Bab 19 : Penyusupan

3 3 6
                                    

Rafael berdiri di dekat pagar tinggi, matanya menelusuri rumah mewah Devian dan Tamara. Rumah ini tidak hanya besar dan megah, tapi juga dijaga ketat. Kamera pengawas, penjaga di gerbang depan, dan patroli yang rutin membuat segalanya tampak mustahil bagi orang biasa. Tapi Rafael bukan orang biasa.

Mengeluarkan ponsel, ia mengecek ulang rencana. "Oke, waktu patroli bergeser tiga menit lagi," gumamnya pelan. Ia mengaktifkan jammer di tangannya, alat kecil yang mampu memutus sinyal kamera selama beberapa menit tanpa memicu alarm.

Setelah beberapa detik, ia bergerak ke sisi samping, memanfaatkan bayangan dari pepohonan besar. Tidak ada kamera yang mengarah langsung ke sana, hanya pagar besi tinggi dan semak-semak yang menutupinya. Rafael dengan cekatan memanjat, lalu mendarat tanpa suara di balik semak. Tangan terlatihnya merapikan pakaian sebelum berjalan dengan tenang menuju pintu samping.

Tak lama, pria itu mendekati pintu samping rumah, mengeluarkan alat pembuka kunci elektronik. Pintu yang biasa dilalui oleh para staf terbuka dalam hitungan detik. Ia masuk dengan tenang, tanpa sedikit pun suara. Di depannya, lorong menuju dapur sepi.

Dengan langkah hati-hati, Rafael memeriksa setiap sudut, memantau penjaga di dalam. Ia menempelkan alat penyadap kecil di dinding dekat tangga, mengaktifkannya.

"Jadi Tamara ada di lantai dua." Rafael bergumam pelan, mendengar suara dari alat penyadap.

Ia bergerak menuju tangga. Saat langkahnya semakin dekat ke ruang tamu, ia mendengar suara.

"Siapa di situ?"

Rafael langsung berhenti di balik dinding, merapatkan tubuhnya. Itu suara salah satu penjaga. Matanya menatap tajam ke arah cermin besar di dinding yang memantulkan bayangan samar. Penjaga itu terlihat semakin mendekat. Dengan tenang, Rafael menunggu. Penjaga berhenti sejenak, lalu kembali berpatroli ke arah depan.

Setelah situasi tenang, Rafael mendekati tangga, bersiap menuju lantai dua di mana Tamara berada tanpa meninggalkan jejak yang mencurigakan.

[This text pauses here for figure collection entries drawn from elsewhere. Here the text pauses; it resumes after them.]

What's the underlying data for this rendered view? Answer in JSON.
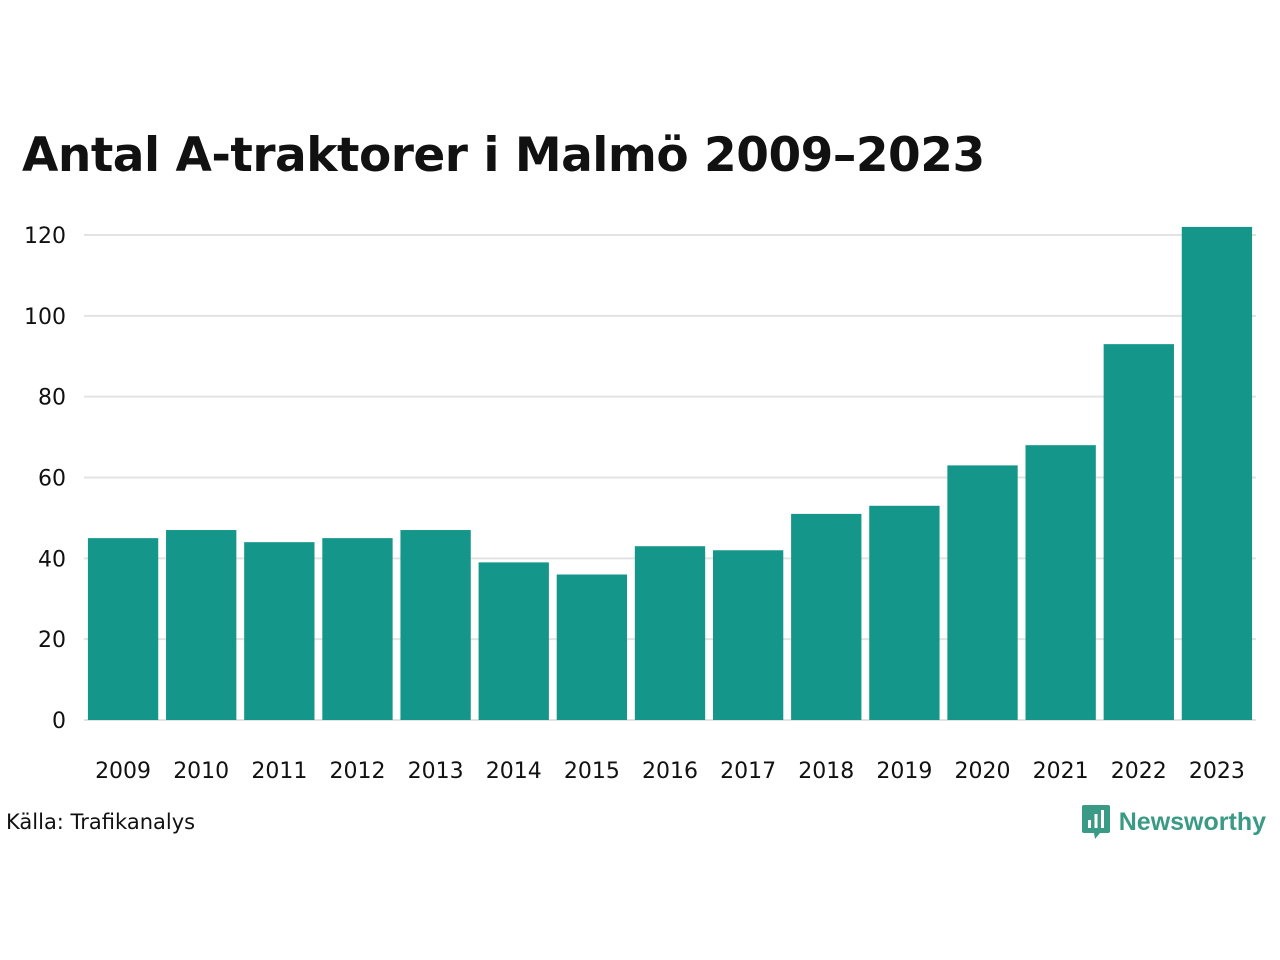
{
  "colors": {
    "bar": "#15968a",
    "grid": "#e3e3e3",
    "text": "#111111",
    "brand": "#3a9a86"
  },
  "source": "Källa: Trafikanalys",
  "brand": {
    "name": "Newsworthy",
    "icon": "newsworthy-logo-icon"
  },
  "chart_data": {
    "type": "bar",
    "title": "Antal A-traktorer i Malmö 2009–2023",
    "xlabel": "",
    "ylabel": "",
    "categories": [
      "2009",
      "2010",
      "2011",
      "2012",
      "2013",
      "2014",
      "2015",
      "2016",
      "2017",
      "2018",
      "2019",
      "2020",
      "2021",
      "2022",
      "2023"
    ],
    "values": [
      45,
      47,
      44,
      45,
      47,
      39,
      36,
      43,
      42,
      51,
      53,
      63,
      68,
      93,
      122
    ],
    "ylim": [
      0,
      120
    ],
    "yticks": [
      0,
      20,
      40,
      60,
      80,
      100,
      120
    ],
    "grid": true,
    "legend": "none"
  }
}
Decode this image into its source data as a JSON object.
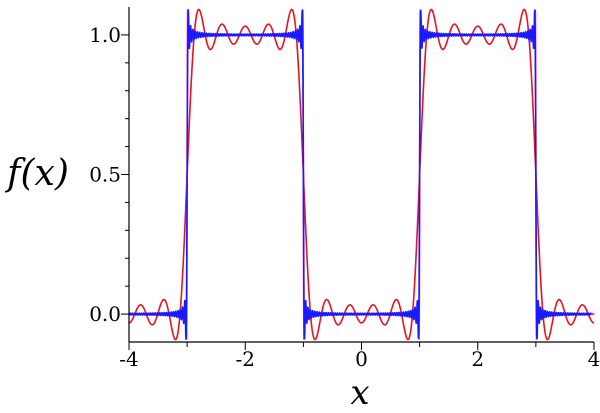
{
  "chart_data": {
    "type": "line",
    "title": "",
    "xlabel": "x",
    "ylabel": "f(x)",
    "xlim": [
      -4,
      4
    ],
    "ylim": [
      -0.1,
      1.1
    ],
    "x_ticks": [
      -4,
      -2,
      0,
      2,
      4
    ],
    "x_tick_labels": [
      "-4",
      "-2",
      "0",
      "2",
      "4"
    ],
    "y_ticks": [
      0.0,
      0.5,
      1.0
    ],
    "y_tick_labels": [
      "0.0",
      "0.5",
      "1.0"
    ],
    "grid": false,
    "legend": "none",
    "function": "square wave: 1 for 1 < |x| < 3, 0 for |x| < 1 (period 4)",
    "series": [
      {
        "color": "#e8131d",
        "harmonics": 9,
        "x_range": [
          -4,
          4
        ]
      },
      {
        "color": "#ff22ff",
        "harmonics": 201,
        "x_range": [
          -4,
          4
        ]
      },
      {
        "color": "#1a1aff",
        "harmonics": 101,
        "x_range": [
          -4,
          3.95
        ]
      }
    ]
  }
}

Saat ia bergerak lebih dalam, langkahnya terhenti ketika pintu salah satu ruangan terbuka, dan di sanalah Tamara berdiri.

Tamara memandang Rafael dengan mata terbelalak, namun bukan dengan rasa takut yang biasa dimiliki orang biasa. Dalam detik-detik sunyi itu, ada sesuatu di dalam diri Tamara yang terbangun—insting yang lama terkubur, naluri untuk bertahan dan menghadapi ancaman.

"Siapa kamu?" Suara Tamara terdengar tajam dan tegas, meskipun ada keraguan di baliknya.

Rafael tak langsung menjawab. Wajahnya menunjukkan keterkejutan yang cepat menghilang, lalu berganti menjadi senyuman menyeringai. Ia mendekati Tamara perlahan, menikmati ketegangan yang mulai mengalir di ruangan itu. Dengan satu gerakan cepat, ia menggamit dagu Tamara, memaksa wanita itu mendongak dan menatapnya langsung.

"Kamu lebih cantik dari yang kudengar," gumam Rafael. Suaranya rendah namun jelas, penuh dengan kesan meremehkan.

Tamara mencoba melawan, tangannya ingin melepaskan cengkeraman Rafael dari dagunya, tapi cengkeraman pria itu terlalu kuat. Matanya menatap tajam, tidak terintimidasi, tapi juga tidak bisa menghindar.

Rafael menelusuri wajah Tamara dengan tatapan dingin, menyerap setiap detail. "Aku sudah melihat banyak wanita, tapi ada sesuatu tentang dirimu," katanya lagi, suaranya terdengar seolah-olah ia sedang berbicara pada dirinya sendiri. Ia mendekatkan wajahnya, membuat jarak mereka semakin tipis. "Kamu tidak hanya cantik. Ada kekuatan di sana."

Tamara merasa darahnya berdesir, antara marah dan tersinggung, namun tubuhnya membeku sejenak. Ada sesuatu dari cara Rafael menatapnya. Bukan sekadar ancaman fisik, tapi sesuatu yang lebih dalam, sesuatu yang bermain dengan pikirannya.